La route est un cul de sac, nous redescendons vers Hyder, le témoin ne s'allume plus. Nous arrivons à la passerelle d'observation, aucun ours n'a pointé son museau depuis notre départ, nous continuons vers Stewart. 

Le poste frontière est en vue, une banderolle indique avec humour que la ville fantôme de l'Alaska nous salue, mais le douanier canadien nous guette. Des plots sont en travers de la chaussée, le douanier sort de son bureau, lunettes de soleil miroir sur le nez, et s'approche lentement de ma portière... Raison du voyage, passeport, qu'Isa doit aller chercher dans la cellule, drogue, armes à feu... Ouf ! nous pouvons revenir au Canada...  

Nous nous arrêtons devant le bureau du tourisme de Stewart car je souhaite savoir s'il y a un garagiste dans la ville. Pas de chance, celui-ci est fermé le lundi ! Nous traversons la rue principale colorée et bien mise en valeur, à la recherche de wifi,

nous captons celui d'un hôtel, le seul garage de Stewart qui devrait être ouvert est visiblement fermé... Plus rien ne nous retient à Stewart, nous décidons de prendre la route pour Prince Rupert.

La route 37A nous offre encore deux ours, puis nous arrivons à la jonction avec la route 37 où je reprends un peu de gasoil par sécurité. Il est hors de prix, presque 1€ le litre !

Nous retrouvons la Trans Canada Highway, nous roulons encore une cinquantaine de kilomètres avant de nous arrêter dans une petite clairière au bord de la Skeena River.

Nous avons parcouru 362 km ce jour, 13 133 km depuis notre arrivée à Halifax.


Mardi 3 septembre 2019 - J63

Nuit calme, comme on peut en avoir au Canada, la route et la voie ferrée ne sont jamais bien loin. Un passage à niveau est juste de l'autre côté de la rivière et tous les trains klaxonnent à son approche.    
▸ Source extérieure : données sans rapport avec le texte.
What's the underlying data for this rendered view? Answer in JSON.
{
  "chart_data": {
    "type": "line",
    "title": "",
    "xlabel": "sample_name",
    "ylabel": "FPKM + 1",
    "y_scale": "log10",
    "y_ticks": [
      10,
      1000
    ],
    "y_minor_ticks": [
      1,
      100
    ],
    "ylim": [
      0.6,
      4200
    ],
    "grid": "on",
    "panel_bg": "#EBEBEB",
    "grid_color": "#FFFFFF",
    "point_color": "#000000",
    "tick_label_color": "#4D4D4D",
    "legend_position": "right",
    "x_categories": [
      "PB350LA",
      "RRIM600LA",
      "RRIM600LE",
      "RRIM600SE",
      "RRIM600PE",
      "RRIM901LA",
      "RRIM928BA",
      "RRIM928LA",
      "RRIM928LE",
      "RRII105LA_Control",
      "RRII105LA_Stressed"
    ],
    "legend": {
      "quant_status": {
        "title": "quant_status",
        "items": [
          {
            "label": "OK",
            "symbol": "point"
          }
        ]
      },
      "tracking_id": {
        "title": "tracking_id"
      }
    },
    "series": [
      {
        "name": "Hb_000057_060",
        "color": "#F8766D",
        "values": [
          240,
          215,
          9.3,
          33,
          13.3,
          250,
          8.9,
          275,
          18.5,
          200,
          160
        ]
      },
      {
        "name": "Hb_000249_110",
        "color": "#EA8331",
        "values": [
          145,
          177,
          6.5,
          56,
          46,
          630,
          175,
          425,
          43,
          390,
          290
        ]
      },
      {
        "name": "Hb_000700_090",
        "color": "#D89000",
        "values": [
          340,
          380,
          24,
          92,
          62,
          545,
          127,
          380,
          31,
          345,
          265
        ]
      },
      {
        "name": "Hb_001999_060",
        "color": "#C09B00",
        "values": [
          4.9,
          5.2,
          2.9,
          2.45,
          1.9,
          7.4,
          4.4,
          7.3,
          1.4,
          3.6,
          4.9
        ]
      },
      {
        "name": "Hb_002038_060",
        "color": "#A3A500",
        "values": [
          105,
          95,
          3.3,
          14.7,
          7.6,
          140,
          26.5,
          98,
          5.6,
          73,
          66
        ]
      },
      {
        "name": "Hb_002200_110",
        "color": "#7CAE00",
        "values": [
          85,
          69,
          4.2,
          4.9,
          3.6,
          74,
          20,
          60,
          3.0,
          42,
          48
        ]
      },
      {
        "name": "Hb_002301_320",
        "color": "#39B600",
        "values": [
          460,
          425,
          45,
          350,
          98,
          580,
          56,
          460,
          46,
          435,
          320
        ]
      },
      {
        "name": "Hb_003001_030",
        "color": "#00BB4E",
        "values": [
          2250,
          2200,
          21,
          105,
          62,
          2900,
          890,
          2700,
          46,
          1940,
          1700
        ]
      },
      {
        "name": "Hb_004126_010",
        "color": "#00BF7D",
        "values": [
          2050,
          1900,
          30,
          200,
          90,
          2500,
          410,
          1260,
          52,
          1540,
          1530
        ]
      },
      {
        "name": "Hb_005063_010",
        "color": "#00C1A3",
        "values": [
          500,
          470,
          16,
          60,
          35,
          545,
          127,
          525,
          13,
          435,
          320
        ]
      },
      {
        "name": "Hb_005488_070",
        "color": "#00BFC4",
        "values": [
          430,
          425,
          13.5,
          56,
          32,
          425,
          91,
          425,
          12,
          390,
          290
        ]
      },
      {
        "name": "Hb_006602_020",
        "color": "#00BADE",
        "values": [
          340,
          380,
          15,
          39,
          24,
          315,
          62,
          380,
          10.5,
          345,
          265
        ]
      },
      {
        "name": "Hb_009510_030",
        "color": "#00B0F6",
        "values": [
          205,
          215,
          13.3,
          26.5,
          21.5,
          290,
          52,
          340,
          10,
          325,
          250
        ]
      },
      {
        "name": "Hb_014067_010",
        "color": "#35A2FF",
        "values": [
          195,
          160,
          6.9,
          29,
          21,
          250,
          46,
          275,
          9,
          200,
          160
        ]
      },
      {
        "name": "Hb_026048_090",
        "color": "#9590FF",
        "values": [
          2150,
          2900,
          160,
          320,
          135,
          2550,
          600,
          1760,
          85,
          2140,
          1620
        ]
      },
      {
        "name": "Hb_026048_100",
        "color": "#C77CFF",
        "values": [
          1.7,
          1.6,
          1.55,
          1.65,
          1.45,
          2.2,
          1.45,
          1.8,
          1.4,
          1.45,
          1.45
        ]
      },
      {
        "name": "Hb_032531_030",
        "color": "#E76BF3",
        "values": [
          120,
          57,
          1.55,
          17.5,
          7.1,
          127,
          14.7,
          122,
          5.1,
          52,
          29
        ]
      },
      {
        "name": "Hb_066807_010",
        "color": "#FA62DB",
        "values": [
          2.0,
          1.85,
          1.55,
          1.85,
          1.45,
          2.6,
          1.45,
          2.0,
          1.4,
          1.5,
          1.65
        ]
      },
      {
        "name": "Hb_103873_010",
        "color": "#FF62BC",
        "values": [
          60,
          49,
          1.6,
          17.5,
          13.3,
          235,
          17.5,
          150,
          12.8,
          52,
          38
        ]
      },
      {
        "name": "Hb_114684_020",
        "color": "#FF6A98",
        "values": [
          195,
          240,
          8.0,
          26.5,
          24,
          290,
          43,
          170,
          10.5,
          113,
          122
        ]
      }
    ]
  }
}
Nous suivons la Skeena River, et plus nous nous rapprochons de son embouchure plus celle-ci se transforme en un très joli fjord.

Nous sommes presque arrivés, nous faisons un dernier arrêt à l'aire de service de Port Edward. Celle-ci domine le port et ce que nous voyons nous laisse bouche bée : un remorqueur est en train de déplacer deux maisons et leurs dépendances. Le plus surprenant, nous apercevons les occupants assis sur leur chaise ! 

Il est 12h30, l'e-mail de confirmation de BC Ferries ne nous étant pas parvenu, nous préférons ne prendre aucun risque et nous rendre directement au port de Prince Rupert pour valider notre départ. Nous devons nous présenter à 5h00 demain matin, la dame de la compagnie nous propose de dormir dans la file d'attente moyennant CAD$22, nous préférons sortir de la ville et rejoindre le parking des Butze Rapids. 

Nous avons parcouru 205 km ce jour, 13 338 km depuis notre arrivée à Halifax.


Mercredi 4 septembre 2019 - J64

Il a plu toute la nuit et sous les arbres les gouttes étaient encore plus grosses et faisaient encore plus de bruit... Le soleil devait faire son retour ce matin, nous quittons Prince Rupert, la ville la plus humide du Canada, sous la pluie.

L'Inside Passage est un itineraire de 500 km reliant Prince Rupert à Port Hardy sur l'île de Vancouver parcourant la côte canadienne derrière un paravant d'îles montagneuses protecteur des tempêtes. Il faut 15h00 aux ferries pour parcourir ce trajet. Cette traversée nous revient à CAD$848,65, dont CAD$100 de cabine. 

La première partie du voyage dans le Grenville Channel est la plus spectaculaire. Dans ce passage long de 70 km, la largeur n'est que de 400 m alors que les fonds atteignent 500 m. 

Les sommets enneigés encadrent ce chenal, le ferry met 4h00 pour le traverser, pas de chance pour nous, midi approche et nous sommes toujours dans la grisaille.

Le soleil fait son apparition en début d'après-midi alors que nous faisons escale sur l'île de Swindle, en territoire indien. 

Avec le soleil et le ciel bleu, la dernière partie de la croisière prend une autre tournure et nous restons sur les ponts à admirer ces îles vierges de toute intervention humaine jusqu'au coucher du soleil. 

Nous débarquons à Port Hardy sur l'île de Vancouver à 23h30 et rejoignons le parking en bord mer indiqué sur Ioverlander.

Nous avons parcouru 19 km ce jour, 13 357 km depuis notre arrivée à Halifax.